Maybe it wasn't a bridge, but the BNSF Omaha Sub? That's hard by the river in some places and might be impacted by levee work. We all know how journalists can misinterpret railroad related issues.
I mentioned the bridge as example of what flood waters were coming to Omaha, but as I said originally, it was a BNSF one at Sioux City, not at Omaha. Sorry my post was confusing. I saw a photo of the downed bridge in water-see railwayage.com article “BNSF Suffers South Dakota Bridge Collapse” for a drone picture and maps.The “rare mileage” for this detour was from Ashland to Plattsmouth. I believe this route is about 19 miles shorter than looping through Omaha…
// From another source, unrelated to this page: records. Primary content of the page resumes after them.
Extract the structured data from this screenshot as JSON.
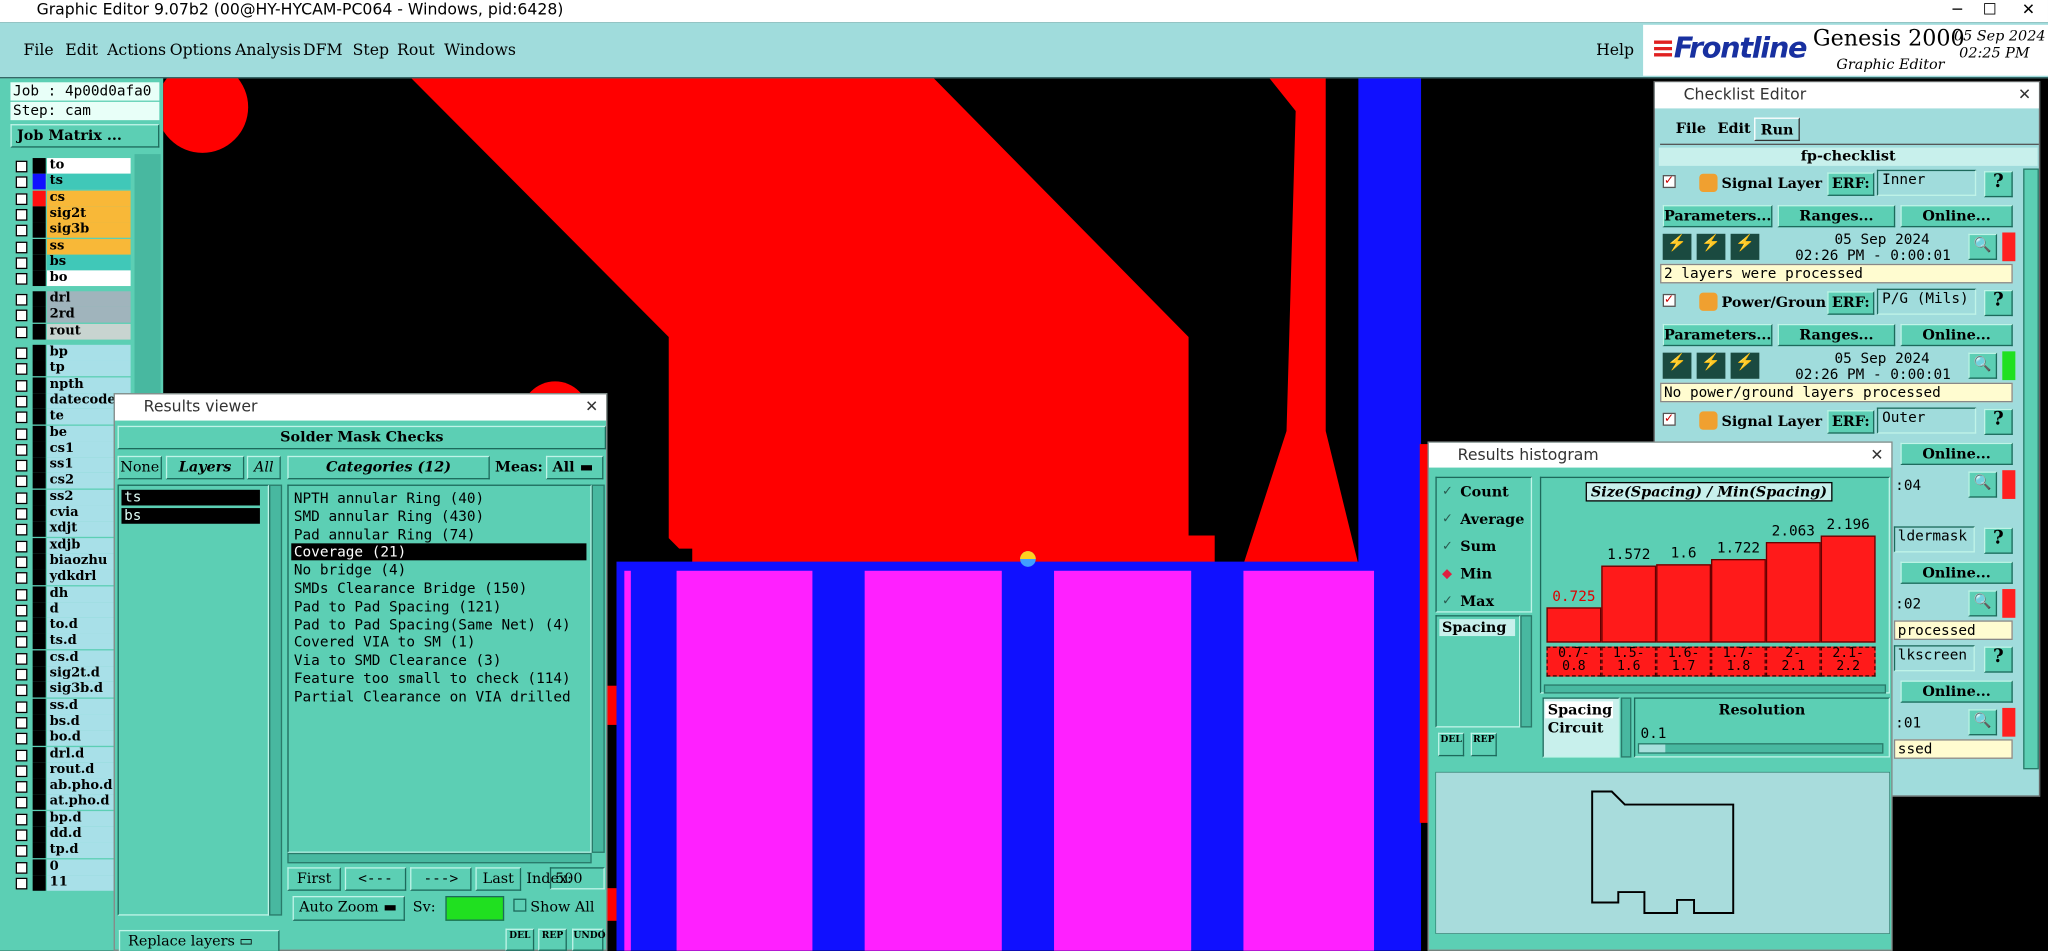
{
  "window": {
    "title": "Graphic Editor 9.07b2 (00@HY-HYCAM-PC064 - Windows, pid:6428)"
  },
  "menu": {
    "items": [
      "File",
      "Edit",
      "Actions",
      "Options",
      "Analysis",
      "DFM",
      "Step",
      "Rout",
      "Windows"
    ],
    "help": "Help"
  },
  "brand": {
    "logo": "Frontline",
    "product": "Genesis 2000",
    "subtitle": "Graphic Editor",
    "date": "05 Sep 2024",
    "time": "02:25 PM"
  },
  "job": {
    "job": "Job : 4p00d0afa0",
    "step": "Step: cam",
    "matrix": "Job Matrix ..."
  },
  "layers": {
    "groups": [
      [
        {
          "name": "to",
          "color": "#ffffff",
          "display": "#000000"
        },
        {
          "name": "ts",
          "color": "#40c8b8",
          "display": "#1010ff"
        },
        {
          "name": "cs",
          "color": "#f8b838",
          "display": "#ff1010"
        },
        {
          "name": "sig2t",
          "color": "#f8b838",
          "display": "#000000"
        },
        {
          "name": "sig3b",
          "color": "#f8b838",
          "display": "#000000"
        },
        {
          "name": "ss",
          "color": "#f8b838",
          "display": "#000000"
        },
        {
          "name": "bs",
          "color": "#40c8b8",
          "display": "#000000"
        },
        {
          "name": "bo",
          "color": "#ffffff",
          "display": "#000000"
        }
      ],
      [
        {
          "name": "drl",
          "color": "#a0b4bc",
          "display": "#000000"
        },
        {
          "name": "2rd",
          "color": "#a0b4bc",
          "display": "#000000"
        },
        {
          "name": "rout",
          "color": "#c8d4d0",
          "display": "#000000"
        }
      ],
      [
        {
          "name": "bp",
          "color": "#a8e0e8",
          "display": "#000000"
        },
        {
          "name": "tp",
          "color": "#a8e0e8",
          "display": "#000000"
        },
        {
          "name": "npth",
          "color": "#a8e0e8",
          "display": "#000000"
        },
        {
          "name": "datecode-",
          "color": "#a8e0e8",
          "display": "#000000"
        },
        {
          "name": "te",
          "color": "#a8e0e8",
          "display": "#000000"
        },
        {
          "name": "be",
          "color": "#a8e0e8",
          "display": "#000000"
        },
        {
          "name": "cs1",
          "color": "#a8e0e8",
          "display": "#000000"
        },
        {
          "name": "ss1",
          "color": "#a8e0e8",
          "display": "#000000"
        },
        {
          "name": "cs2",
          "color": "#a8e0e8",
          "display": "#000000"
        },
        {
          "name": "ss2",
          "color": "#a8e0e8",
          "display": "#000000"
        },
        {
          "name": "cvia",
          "color": "#a8e0e8",
          "display": "#000000"
        },
        {
          "name": "xdjt",
          "color": "#a8e0e8",
          "display": "#000000"
        },
        {
          "name": "xdjb",
          "color": "#a8e0e8",
          "display": "#000000"
        },
        {
          "name": "biaozhu",
          "color": "#a8e0e8",
          "display": "#000000"
        },
        {
          "name": "ydkdrl",
          "color": "#a8e0e8",
          "display": "#000000"
        },
        {
          "name": "dh",
          "color": "#a8e0e8",
          "display": "#000000"
        },
        {
          "name": "d",
          "color": "#a8e0e8",
          "display": "#000000"
        },
        {
          "name": "to.d",
          "color": "#a8e0e8",
          "display": "#000000"
        },
        {
          "name": "ts.d",
          "color": "#a8e0e8",
          "display": "#000000"
        },
        {
          "name": "cs.d",
          "color": "#a8e0e8",
          "display": "#000000"
        },
        {
          "name": "sig2t.d",
          "color": "#a8e0e8",
          "display": "#000000"
        },
        {
          "name": "sig3b.d",
          "color": "#a8e0e8",
          "display": "#000000"
        },
        {
          "name": "ss.d",
          "color": "#a8e0e8",
          "display": "#000000"
        },
        {
          "name": "bs.d",
          "color": "#a8e0e8",
          "display": "#000000"
        },
        {
          "name": "bo.d",
          "color": "#a8e0e8",
          "display": "#000000"
        },
        {
          "name": "drl.d",
          "color": "#a8e0e8",
          "display": "#000000"
        },
        {
          "name": "rout.d",
          "color": "#a8e0e8",
          "display": "#000000"
        },
        {
          "name": "ab.pho.d",
          "color": "#a8e0e8",
          "display": "#000000"
        },
        {
          "name": "at.pho.d",
          "color": "#a8e0e8",
          "display": "#000000"
        },
        {
          "name": "bp.d",
          "color": "#a8e0e8",
          "display": "#000000"
        },
        {
          "name": "dd.d",
          "color": "#a8e0e8",
          "display": "#000000"
        },
        {
          "name": "tp.d",
          "color": "#a8e0e8",
          "display": "#000000"
        },
        {
          "name": "0",
          "color": "#a8e0e8",
          "display": "#000000"
        },
        {
          "name": "11",
          "color": "#a8e0e8",
          "display": "#000000"
        }
      ]
    ]
  },
  "results_viewer": {
    "title": "Results viewer",
    "header": "Solder Mask Checks",
    "none": "None",
    "layers_button": "Layers",
    "all": "All",
    "layers": [
      "ts",
      "bs"
    ],
    "categories_button": "Categories (12)",
    "meas": "Meas:",
    "meas_value": "All",
    "categories": [
      "NPTH annular Ring (40)",
      "SMD annular Ring (430)",
      "Pad annular Ring (74)",
      "Coverage (21)",
      "No bridge (4)",
      "SMDs Clearance Bridge (150)",
      "Pad to Pad Spacing (121)",
      "Pad to Pad Spacing(Same Net) (4)",
      "Covered VIA to SM (1)",
      "Via to SMD Clearance (3)",
      "Feature too small to check (114)",
      "Partial Clearance on VIA drilled"
    ],
    "selected": 3,
    "first": "First",
    "prev": "<---",
    "next": "--->",
    "last": "Last",
    "index_label": "Index:",
    "index": "500",
    "auto_zoom": "Auto Zoom",
    "sv": "Sv:",
    "show_all": "Show All",
    "replace": "Replace layers",
    "del": "DEL",
    "rep": "REP",
    "undo": "UNDO"
  },
  "histogram": {
    "title": "Results histogram",
    "options": [
      "Count",
      "Average",
      "Sum",
      "Min",
      "Max"
    ],
    "selected": 3,
    "measures": [
      "Spacing"
    ],
    "heading": "Size(Spacing) / Min(Spacing)",
    "bars": [
      {
        "value": 0.725,
        "range": [
          "0.7-",
          "0.8"
        ]
      },
      {
        "value": 1.572,
        "range": [
          "1.5-",
          "1.6"
        ]
      },
      {
        "value": 1.6,
        "range": [
          "1.6-",
          "1.7"
        ]
      },
      {
        "value": 1.722,
        "range": [
          "1.7-",
          "1.8"
        ]
      },
      {
        "value": 2.063,
        "range": [
          "2-",
          "2.1"
        ]
      },
      {
        "value": 2.196,
        "range": [
          "2.1-",
          "2.2"
        ]
      }
    ],
    "list": [
      "Spacing",
      "Circuit"
    ],
    "resolution_label": "Resolution",
    "resolution": "0.1",
    "del": "DEL",
    "rep": "REP"
  },
  "checklist": {
    "title": "Checklist Editor",
    "menu": [
      "File",
      "Edit",
      "Run"
    ],
    "name": "fp-checklist",
    "items": [
      {
        "name": "Signal Layer Ch",
        "erf_label": "ERF:",
        "erf": "Inner",
        "params": "Parameters...",
        "ranges": "Ranges...",
        "online": "Online...",
        "date": "05 Sep 2024",
        "time": "02:26 PM - 0:00:01",
        "message": "2 layers were processed",
        "status": "#ff2020"
      },
      {
        "name": "Power/Ground C",
        "erf_label": "ERF:",
        "erf": "P/G (Mils)",
        "params": "Parameters...",
        "ranges": "Ranges...",
        "online": "Online...",
        "date": "05 Sep 2024",
        "time": "02:26 PM - 0:00:01",
        "message": "No power/ground layers processed",
        "status": "#20e020"
      },
      {
        "name": "Signal Layer Ch",
        "erf_label": "ERF:",
        "erf": "Outer",
        "online": "Online...",
        "time": ":04",
        "status": "#ff2020"
      },
      {
        "erf": "ldermask",
        "online": "Online...",
        "time": ":02",
        "message": "processed",
        "status": "#ff2020"
      },
      {
        "erf": "lkscreen",
        "online": "Online...",
        "time": ":01",
        "message": "ssed",
        "status": "#ff2020"
      }
    ]
  }
}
What bridge does BNSF have at Omaha?
They used to use the UP bridge there to get to Council Bluffs, and then run down their line on the Iowa side to rejoin their mainline at Pacific Junction. Other roads also had trackage rights on the UP bridge. The only other rail bridge across the Missouri River at Omaha, is the long out of service, Illinois Central bridge.
UP thru freights cross the Missouri a few miles north over their former C&NW bridge at Blair…
Based on what sales it is allowing and what it isn't it looks like it will stay on the BNSF Creston Sub straight over to Plattsmouth instead of going up the BNSF Omaha Sub to Omaha. It crosses the Missouri at Plattsmouth on the Creston Sub anyway.
That routing makes sense to skip Omaha while still serving Lincoln and Creston. Plus it's really the BNSF main where the Omaha Sub is more secondary.
Thinking more about it...it is a lucky thing, I suppose, that Omaha has not suffered a similar fate like Phoenix, or like Boise did, with the host railroad deciding to truncate part of their line as a thru route....if they did, Plattsmouth could have become another "Maricopa"...#6(23) has skipped Omaha having going straight from Lincoln to Plattsmouth. Looks to have made up an hour as well.